1983: Memoirs Of A Gentleman Caveman

By Oscar Barajas

My family had just arrived from Mexico, and my social interactions with other kids were limited to cousins and other children from the neighborhood. In other words, I had never been around other American children. I had only been around children who settled their differences with rocks and their fists. My mother warned me that these children were different, because they used their words. My mother reminded me that I would receive a beating if the school had to call her regarding any fighting. My father reminded me that he would beat me if I had lost said fight as if he had money riding on the outcome.

I still remember one of the biggest lies my mother had to tell was to the administration of Second Street Elementary about living in their jurisdiction. Fortunately for her no one knew where Bodie Street was located. The sign had been knocked down by a drunk driver and the city had never bothered to replace it. I was not used to hearing my mother lie, but I knew better than to try to correct her. I had felt the sting of that backhand before when I added contradictory details to any of my mother’s stories. There was no need for any reminders.

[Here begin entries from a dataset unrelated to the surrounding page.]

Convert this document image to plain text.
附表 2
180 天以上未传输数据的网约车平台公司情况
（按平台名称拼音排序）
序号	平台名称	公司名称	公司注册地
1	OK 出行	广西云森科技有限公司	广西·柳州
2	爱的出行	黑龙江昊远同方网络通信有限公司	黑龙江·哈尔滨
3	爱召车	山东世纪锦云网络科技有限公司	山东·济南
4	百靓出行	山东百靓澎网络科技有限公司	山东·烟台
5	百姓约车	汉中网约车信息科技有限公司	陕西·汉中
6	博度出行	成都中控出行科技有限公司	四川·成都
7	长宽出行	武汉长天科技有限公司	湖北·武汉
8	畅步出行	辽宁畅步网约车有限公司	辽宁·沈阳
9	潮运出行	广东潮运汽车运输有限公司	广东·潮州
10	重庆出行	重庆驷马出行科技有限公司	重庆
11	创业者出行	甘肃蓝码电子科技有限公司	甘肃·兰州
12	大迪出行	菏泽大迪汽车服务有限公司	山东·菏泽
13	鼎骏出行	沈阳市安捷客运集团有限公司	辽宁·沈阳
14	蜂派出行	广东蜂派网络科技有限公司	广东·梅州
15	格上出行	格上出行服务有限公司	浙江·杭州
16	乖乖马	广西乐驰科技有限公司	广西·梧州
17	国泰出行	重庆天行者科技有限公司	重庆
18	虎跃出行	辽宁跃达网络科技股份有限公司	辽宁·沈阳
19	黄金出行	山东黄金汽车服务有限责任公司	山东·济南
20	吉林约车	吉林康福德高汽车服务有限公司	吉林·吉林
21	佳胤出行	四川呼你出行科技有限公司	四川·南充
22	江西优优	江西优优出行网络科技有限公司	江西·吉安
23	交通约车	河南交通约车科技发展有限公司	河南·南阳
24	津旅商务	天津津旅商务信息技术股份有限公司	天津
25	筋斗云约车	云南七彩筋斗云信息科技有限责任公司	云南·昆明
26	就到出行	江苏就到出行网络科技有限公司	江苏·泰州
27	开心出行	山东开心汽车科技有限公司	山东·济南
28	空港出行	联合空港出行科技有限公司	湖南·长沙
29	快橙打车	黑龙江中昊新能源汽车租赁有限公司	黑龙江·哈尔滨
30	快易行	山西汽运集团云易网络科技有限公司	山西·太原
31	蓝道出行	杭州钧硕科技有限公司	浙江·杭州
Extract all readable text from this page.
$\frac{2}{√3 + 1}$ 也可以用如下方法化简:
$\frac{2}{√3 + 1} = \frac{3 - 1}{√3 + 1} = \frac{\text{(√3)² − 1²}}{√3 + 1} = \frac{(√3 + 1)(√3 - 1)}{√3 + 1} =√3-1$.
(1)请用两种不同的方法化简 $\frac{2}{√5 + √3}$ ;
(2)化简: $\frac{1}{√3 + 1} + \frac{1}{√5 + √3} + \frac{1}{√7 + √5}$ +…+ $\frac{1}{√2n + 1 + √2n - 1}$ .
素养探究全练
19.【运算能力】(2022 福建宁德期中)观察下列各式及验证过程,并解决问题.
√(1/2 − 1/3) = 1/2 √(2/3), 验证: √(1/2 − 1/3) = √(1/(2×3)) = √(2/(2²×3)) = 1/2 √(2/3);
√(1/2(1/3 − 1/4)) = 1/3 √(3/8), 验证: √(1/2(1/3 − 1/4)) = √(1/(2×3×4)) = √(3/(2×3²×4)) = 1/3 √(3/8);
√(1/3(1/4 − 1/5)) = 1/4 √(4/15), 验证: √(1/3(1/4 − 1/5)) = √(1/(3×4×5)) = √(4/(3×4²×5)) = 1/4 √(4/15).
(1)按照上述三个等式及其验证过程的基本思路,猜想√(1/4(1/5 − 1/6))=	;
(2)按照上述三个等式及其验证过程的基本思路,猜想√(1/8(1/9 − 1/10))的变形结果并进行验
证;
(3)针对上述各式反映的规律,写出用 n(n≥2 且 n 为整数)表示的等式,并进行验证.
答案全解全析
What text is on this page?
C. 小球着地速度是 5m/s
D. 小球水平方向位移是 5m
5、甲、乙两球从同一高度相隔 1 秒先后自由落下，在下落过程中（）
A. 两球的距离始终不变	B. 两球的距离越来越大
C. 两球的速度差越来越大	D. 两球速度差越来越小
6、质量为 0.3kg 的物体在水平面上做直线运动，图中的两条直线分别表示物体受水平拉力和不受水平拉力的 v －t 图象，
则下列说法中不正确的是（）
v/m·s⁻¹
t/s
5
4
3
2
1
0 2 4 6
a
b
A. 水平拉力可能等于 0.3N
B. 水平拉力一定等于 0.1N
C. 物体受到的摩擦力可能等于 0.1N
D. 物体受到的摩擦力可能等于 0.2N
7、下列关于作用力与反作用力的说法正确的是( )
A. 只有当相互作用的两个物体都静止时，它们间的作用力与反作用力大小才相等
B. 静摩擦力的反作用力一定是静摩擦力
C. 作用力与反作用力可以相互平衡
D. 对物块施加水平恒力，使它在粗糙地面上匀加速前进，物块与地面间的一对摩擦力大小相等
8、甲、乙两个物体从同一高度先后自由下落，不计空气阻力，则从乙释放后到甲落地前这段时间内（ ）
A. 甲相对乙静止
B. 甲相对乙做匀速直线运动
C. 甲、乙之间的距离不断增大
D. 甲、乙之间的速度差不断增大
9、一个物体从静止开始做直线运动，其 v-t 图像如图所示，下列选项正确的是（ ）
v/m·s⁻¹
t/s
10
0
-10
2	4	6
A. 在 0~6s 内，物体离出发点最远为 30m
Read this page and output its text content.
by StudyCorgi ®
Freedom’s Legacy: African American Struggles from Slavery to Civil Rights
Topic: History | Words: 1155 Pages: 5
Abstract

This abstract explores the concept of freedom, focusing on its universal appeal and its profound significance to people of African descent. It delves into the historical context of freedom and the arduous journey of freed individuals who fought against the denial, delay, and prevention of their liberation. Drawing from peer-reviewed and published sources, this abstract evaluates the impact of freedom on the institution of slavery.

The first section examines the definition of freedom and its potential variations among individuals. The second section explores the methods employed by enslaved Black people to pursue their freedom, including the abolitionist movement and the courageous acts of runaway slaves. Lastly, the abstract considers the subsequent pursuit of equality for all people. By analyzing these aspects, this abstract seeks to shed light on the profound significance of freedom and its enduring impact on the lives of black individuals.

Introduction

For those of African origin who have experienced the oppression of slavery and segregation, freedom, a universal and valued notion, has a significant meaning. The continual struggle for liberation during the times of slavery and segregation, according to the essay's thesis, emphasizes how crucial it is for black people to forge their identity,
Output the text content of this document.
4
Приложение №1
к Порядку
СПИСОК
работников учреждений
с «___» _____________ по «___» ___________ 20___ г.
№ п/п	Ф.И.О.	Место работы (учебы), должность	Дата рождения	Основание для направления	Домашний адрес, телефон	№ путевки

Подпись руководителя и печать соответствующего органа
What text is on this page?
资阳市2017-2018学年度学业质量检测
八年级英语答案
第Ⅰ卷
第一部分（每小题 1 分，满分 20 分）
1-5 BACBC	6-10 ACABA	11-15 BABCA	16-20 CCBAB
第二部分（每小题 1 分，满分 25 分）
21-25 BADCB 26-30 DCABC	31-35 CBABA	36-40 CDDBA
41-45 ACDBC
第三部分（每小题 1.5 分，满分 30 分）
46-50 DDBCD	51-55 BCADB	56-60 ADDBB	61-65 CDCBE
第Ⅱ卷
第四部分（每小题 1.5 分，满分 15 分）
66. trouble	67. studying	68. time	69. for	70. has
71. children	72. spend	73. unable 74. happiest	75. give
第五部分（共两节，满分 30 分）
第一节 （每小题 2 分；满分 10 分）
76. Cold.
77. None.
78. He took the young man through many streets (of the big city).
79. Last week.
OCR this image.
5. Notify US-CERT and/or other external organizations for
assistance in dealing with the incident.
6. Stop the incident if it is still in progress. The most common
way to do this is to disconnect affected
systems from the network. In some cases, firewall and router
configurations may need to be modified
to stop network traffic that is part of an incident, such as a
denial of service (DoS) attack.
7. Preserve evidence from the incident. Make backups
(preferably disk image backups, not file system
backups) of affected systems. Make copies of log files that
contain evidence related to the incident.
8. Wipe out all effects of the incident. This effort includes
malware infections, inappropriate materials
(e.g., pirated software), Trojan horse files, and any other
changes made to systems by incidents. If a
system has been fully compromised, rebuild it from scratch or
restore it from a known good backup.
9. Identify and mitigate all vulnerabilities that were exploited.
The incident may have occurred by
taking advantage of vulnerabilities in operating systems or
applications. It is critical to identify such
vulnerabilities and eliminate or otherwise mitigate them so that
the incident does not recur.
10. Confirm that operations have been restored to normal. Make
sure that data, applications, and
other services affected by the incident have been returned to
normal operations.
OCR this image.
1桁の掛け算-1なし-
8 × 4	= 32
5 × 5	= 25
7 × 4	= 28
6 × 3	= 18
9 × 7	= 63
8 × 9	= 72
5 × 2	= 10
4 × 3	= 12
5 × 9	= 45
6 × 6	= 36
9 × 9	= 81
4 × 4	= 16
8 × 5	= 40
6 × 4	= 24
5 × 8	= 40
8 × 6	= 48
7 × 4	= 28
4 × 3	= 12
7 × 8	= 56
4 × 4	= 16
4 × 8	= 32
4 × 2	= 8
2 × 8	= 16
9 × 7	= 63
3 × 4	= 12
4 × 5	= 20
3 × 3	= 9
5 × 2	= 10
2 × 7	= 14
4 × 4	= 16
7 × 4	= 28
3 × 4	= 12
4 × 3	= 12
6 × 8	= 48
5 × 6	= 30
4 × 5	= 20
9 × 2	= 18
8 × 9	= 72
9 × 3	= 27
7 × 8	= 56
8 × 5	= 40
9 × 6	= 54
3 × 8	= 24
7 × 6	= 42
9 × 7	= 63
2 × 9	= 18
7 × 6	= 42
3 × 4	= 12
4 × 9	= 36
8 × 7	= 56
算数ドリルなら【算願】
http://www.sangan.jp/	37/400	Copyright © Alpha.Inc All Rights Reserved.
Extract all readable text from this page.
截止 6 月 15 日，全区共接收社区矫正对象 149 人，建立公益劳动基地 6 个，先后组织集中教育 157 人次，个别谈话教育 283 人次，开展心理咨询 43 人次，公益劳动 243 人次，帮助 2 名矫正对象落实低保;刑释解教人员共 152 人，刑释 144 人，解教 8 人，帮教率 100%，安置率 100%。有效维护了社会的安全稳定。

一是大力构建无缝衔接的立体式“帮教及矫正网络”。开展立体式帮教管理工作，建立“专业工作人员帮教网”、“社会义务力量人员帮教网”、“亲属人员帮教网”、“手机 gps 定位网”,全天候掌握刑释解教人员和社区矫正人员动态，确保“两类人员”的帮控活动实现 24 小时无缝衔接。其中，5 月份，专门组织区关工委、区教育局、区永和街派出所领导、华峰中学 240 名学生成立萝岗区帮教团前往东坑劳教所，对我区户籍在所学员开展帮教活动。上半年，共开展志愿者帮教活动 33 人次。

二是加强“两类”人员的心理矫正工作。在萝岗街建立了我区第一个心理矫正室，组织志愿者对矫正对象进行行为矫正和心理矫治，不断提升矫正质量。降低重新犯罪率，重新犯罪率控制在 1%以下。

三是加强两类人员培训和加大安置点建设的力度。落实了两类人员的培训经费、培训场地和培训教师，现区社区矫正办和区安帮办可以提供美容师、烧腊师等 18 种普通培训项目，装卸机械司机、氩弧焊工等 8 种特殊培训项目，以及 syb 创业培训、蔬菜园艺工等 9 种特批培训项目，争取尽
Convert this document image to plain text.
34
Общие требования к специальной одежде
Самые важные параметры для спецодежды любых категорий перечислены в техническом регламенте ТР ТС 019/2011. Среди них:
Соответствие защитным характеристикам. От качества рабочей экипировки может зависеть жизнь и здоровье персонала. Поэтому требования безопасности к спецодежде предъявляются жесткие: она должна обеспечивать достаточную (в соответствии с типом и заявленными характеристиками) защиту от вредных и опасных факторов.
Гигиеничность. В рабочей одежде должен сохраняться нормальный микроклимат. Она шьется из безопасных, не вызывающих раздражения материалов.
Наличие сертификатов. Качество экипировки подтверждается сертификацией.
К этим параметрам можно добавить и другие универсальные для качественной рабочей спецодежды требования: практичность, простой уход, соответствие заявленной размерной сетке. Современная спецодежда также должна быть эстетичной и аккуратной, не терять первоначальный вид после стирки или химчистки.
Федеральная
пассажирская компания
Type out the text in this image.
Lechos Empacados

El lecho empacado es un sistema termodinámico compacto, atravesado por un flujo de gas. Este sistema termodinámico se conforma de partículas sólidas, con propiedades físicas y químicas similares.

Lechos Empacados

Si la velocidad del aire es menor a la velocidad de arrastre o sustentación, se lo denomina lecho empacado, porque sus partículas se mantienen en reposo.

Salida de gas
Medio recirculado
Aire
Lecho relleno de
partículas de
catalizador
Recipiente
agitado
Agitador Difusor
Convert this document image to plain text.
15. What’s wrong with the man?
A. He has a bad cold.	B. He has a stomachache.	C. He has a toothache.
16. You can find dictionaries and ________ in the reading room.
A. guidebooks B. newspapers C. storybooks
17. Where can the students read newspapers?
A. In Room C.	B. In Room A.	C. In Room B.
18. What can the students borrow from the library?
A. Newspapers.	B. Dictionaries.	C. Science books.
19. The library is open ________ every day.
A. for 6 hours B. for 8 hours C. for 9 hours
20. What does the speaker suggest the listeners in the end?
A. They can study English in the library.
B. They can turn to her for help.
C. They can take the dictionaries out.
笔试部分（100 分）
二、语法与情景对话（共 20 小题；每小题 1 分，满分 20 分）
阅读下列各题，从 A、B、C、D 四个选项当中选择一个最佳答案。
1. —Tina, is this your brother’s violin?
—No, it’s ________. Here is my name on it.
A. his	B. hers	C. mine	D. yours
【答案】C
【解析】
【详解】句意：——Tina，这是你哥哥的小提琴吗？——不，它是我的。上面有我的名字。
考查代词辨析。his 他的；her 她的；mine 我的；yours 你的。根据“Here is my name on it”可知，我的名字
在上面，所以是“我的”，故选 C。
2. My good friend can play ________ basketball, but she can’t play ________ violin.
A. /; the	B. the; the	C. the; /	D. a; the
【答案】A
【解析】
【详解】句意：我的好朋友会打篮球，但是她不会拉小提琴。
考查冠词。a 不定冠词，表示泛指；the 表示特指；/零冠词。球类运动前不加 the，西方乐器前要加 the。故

My mother relied heavily on our next door neighbor, Doña Amelia, in order to navigate the English speaking world. It’s not that Doña Amelia spoke the language; she was just louder than anyone else. She knew a couple of choice four letter words and she was not afraid to use them at the top of her lungs. Her son Hector was my age and therefore became my best friend by default. She was the official captain of the carpool. My mom would be the navigator, although her real duty was finding a parking spot closer than the one they had passed up only seconds before.

Doña Amelia was the kind of parent who drove and executed corporal punishment in one sweeping motion. Her steering wheel looked like the car had been stolen or at the very least salvaged from very tough raccoons. There were wires everywhere that went to work when put together. Red and yellow would have to be intertwined to make the lights work. Blue and orange would have to come together in other to have the car horn beep. It would be a violent dying scream that once connected could not be disconnected until the car was turned off. Sometimes a car would cut her off at the top of the block, and she would scramble to connect the wires. However by the time she fought back the shock the wires released, the offending party would be blocks away – and she would have to drive the rest of the way with the car horn announcing her arrival before she was even seen.

Second Street Elementary was far from the prep school you might be envisioning right now. My first grade teacher, Ms. Fernandez, was a crazy Spaniard who always preached morality in her classroom. At that point, I thought I was Spanish from Mexico because I spoke the language. Ms. Fernandez was quick to point out that there was a difference. I remember she called my mom for a parent conference because she was concerned about the way I ate with my bare hands rather than with the rarified dignity of a plastic Spork. Doña Amelia’s always recommended the swiftest path to conflict by sending her to hell.

It would not be the only parent conference Ms. Fernandez would call my mother for. She was worried about my antisocial caveman ways. She was worried about the way I gripped a pencil and the fact that I was struggling to make friends. She was worried about the way I walked down a flight of stairs and the way I used glue. I would receive a beating whenever I got home as well as a promise from my mother to send the teacher to hell the next time she was called in. That never happened although I did start making friends, and in the process I shed the caveman in me and became more of a gentleman. The kind of gentleman who covered his hands glue and threw the dead skins at the girls he liked.